In the past, single trace deconvolution and NMO stacking have been the most effective noise attenuation advances. Single trace deconvolution can be thought of as removing the reverberation of the reflection, a coherent noise, from the data. NMO stacking is an effective noise attenuator of both coherent noise that does not follow the specified hyperbolic trajectory and of random noise. Even today, these two techniques provide the greatest improvement to our seismic records. Unfortunately, these techniques do not always provide sufficient noise attenuation.
When noise has properties that allow it to be distinguished from signal, it may be removed by taking advantage of these properties. Early noise-attenuation techniques were limited to the grouping of geophones to cancel coherent noise Dobrin and Savit (1988); Kanasewich (1990); Stone (1994), since sophisticated post-acquisition processing was unavailable. Later, along with digital data recording and processing, multichannel techniques such as velocity filters and F-K filteringYilmaz (1987) were used to eliminate noise such as ground roll and air blasts.
For attenuating random noise, a number of techniques involving filtering or mixing adjacent traces were used before the introduction of the prediction technique of Canales 1984. Canales divided the two-dimensional filtering problem into many one-dimensional filtering problems in space, one for each frequency. Canales' idea was further developed by Gulunay 1986 and was referred to as FX-decon. These techniques have been very successful. They were relatively easy to use, reliable, and did not harm reflected events. The f-x prediction techniques of Canales and Gulunay may also be implemented as t-x prediction process, as is done in chapter . A technique that is somewhat similar to the t-x prediction process shown here was presented by Hornbostel 1991, although the emphasis in his work was handling time- and space-varying signals. In this thesis, time- and space-varying signals are treated by windowing the seismic data into smaller sections as discussed in Claerbout 1992b. Unfortunately, these prediction techniques may be only partially successful in the presence of strong noise. Furthermore, these techniques can generate spurious events in seismic data, as I will show later in this thesis.
Bad traces in prestack seismic data may be manually removed or edited automatically Pokhriyal et al. (1991); Pokhriyal (1993).
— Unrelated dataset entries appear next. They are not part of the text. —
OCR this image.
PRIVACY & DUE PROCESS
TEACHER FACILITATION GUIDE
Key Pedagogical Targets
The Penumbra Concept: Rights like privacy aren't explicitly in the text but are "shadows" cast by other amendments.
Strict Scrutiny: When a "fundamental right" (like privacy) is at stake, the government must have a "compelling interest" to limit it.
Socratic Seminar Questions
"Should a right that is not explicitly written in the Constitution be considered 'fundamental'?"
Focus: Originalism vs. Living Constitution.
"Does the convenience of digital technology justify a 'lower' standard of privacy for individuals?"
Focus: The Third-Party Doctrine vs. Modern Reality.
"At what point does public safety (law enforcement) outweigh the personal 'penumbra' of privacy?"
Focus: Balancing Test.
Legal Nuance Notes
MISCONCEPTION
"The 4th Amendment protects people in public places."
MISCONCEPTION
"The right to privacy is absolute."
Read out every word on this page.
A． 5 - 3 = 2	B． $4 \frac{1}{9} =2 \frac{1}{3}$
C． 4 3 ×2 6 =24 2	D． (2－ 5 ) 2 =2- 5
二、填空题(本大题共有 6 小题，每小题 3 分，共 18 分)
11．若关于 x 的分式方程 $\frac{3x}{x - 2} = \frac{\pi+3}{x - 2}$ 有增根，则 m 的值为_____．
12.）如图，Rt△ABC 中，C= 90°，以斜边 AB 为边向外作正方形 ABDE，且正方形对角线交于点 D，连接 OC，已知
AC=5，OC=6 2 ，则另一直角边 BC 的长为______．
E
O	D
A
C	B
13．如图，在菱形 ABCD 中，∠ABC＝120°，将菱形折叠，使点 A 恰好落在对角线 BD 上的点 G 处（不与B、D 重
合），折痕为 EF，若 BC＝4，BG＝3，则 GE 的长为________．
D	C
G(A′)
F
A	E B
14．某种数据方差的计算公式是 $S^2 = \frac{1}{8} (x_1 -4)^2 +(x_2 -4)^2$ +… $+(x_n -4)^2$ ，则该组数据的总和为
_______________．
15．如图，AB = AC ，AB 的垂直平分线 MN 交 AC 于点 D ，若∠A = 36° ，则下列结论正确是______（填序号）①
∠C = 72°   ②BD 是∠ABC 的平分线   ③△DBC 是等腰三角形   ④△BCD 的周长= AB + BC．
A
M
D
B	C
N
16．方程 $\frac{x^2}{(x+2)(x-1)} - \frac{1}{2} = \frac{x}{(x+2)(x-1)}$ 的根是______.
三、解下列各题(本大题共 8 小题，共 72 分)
A similar approach to automatically removing samples with high-amplitude noise will be presented later in this thesis. Sinusoidal noise may be separated from signal without filtering out the signal of the same frequency Linville and Meek (1992). Various specialized methods are available to remove coherent noise from prestack data. Along with velocity filtering and F-K filtering, multiple attenuation, stacking, deconvolution, and dip filtering are all efforts to separate noise from signal.
In this thesis, I assume that the signals of interest are linear; that is, signals are lines in 2-D data and planes in 3-D data. For nonlinear events, the data are subdivided, or windowed, into smaller sections where the events of interest are approximately linear. While the human eye recognizes the continuity of nonlinear events, the mathematical tools available to us work best on linear problems. Windowing extends the applicability of the techniques discussed here to data in areas of complex geology and to prestack data. Complex geology requires that the windows be small enough to make the geology look linear within the window, although this requirement may be relaxed somewhat because of the smoothing effect of diffractions. Prestack data generally appears as a series of hyperbolas, which will be more linear at the far offsets than at the near. Once again, windowing these hyperbolas generally will allow them to be treated as linear events within the window.